Third, and most important, while the British headlines gave pride of place to the smashing success of Farage’s anti-EU party, the results revealed a majority for remaining in Europe. Bolstering the support of the Lib Dems for a new referendum which would be likely to reverse Brexit, Labour leader Jeremy Corbyn, who had been negotiating with the Tories over Brexit for months, declared when the results came in that he was “listening very carefully” to Labour calls for a second referendum on leaving the EU.
As Europeans grow weary of the “blood and soil” ravings of the radical right, more changes may be on the horizon. Even Italy — where Salvini has ambitions to become the leader of a national-populist bloc in Brussels — may be shaken up by these elections. Salvini’s party governs in a shaky coalition with the equally-populist, but not right wing, Five Star Movement, which lost ground in the elections. As Salvini struts his stuff on the European stage, Five Star leader, Luigi de Maio, is under pressure to leave an alliance that has been a failure for his party. In the Five Star’s electoral losses and the stagnation in the Italian economy, a new alliance with the center-left and pro-Europe Democrats has become a real possibility.
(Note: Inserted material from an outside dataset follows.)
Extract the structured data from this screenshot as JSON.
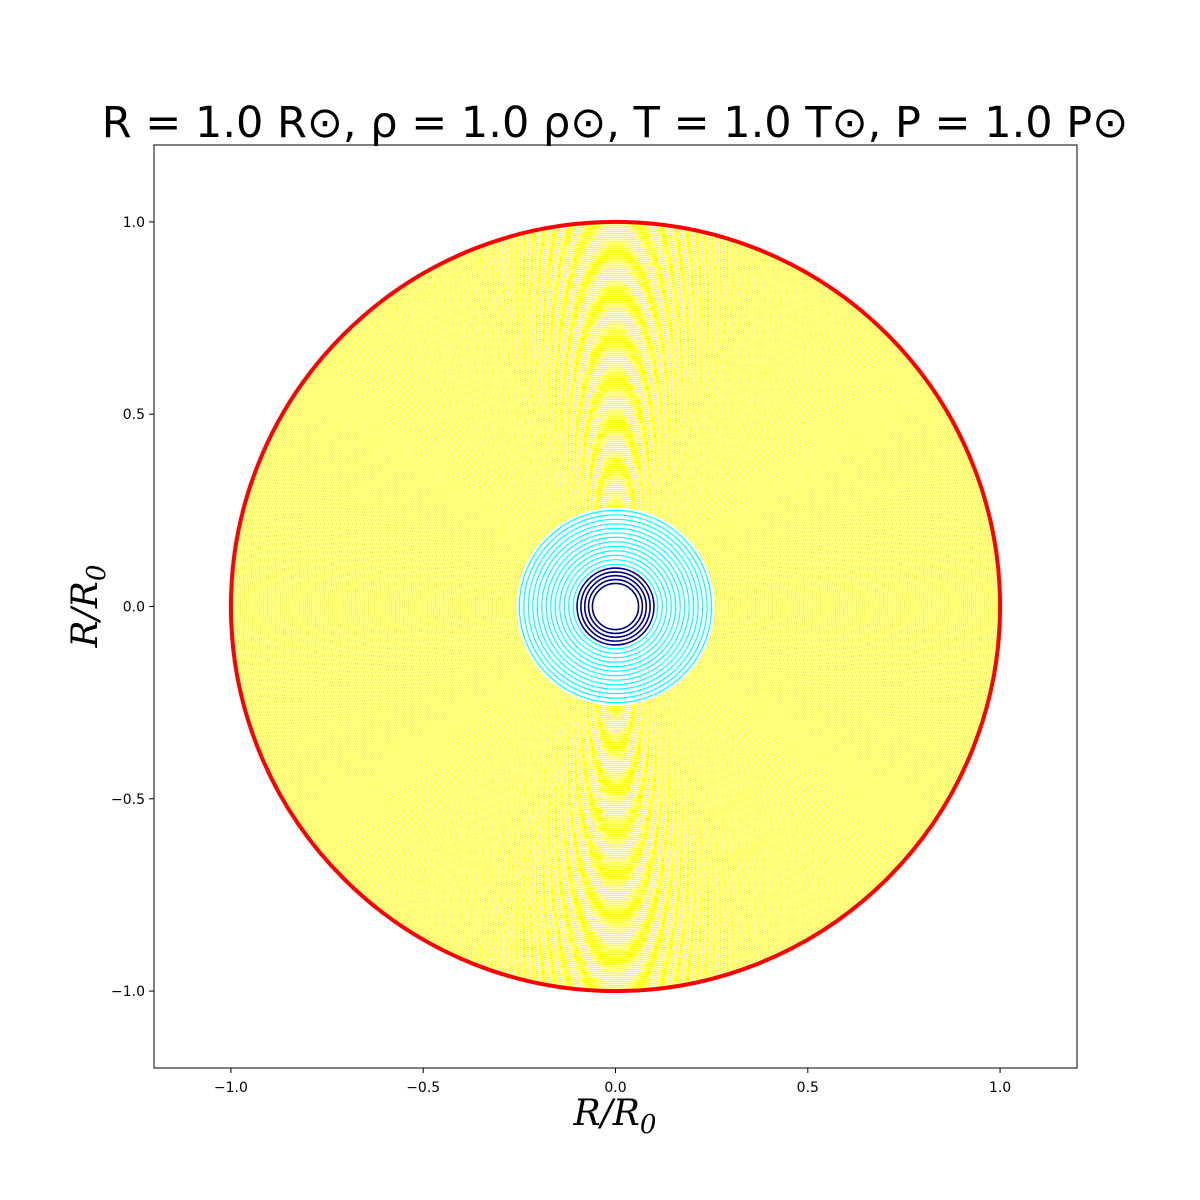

Reinforcing the strength of liberal Europe, of course, is the widespread negative reaction among Europeans to an American president who has shown little understanding of the importance of the Atlantic alliance. As Donald Trump’s former henchman Steve Bannon works to organize a trans-Atlantic national-populist alliance, European horror of the spread of Trumpism may be contributing to a revival of liberal Europe.
Sidney Tarrow is the Maxwell Upson Emeritus Professor of Government at Cornell University. He is the co-editor (with David S. Meyer) of “The Resistance: The Dawn of the Anti-Trump Opposition Movement.”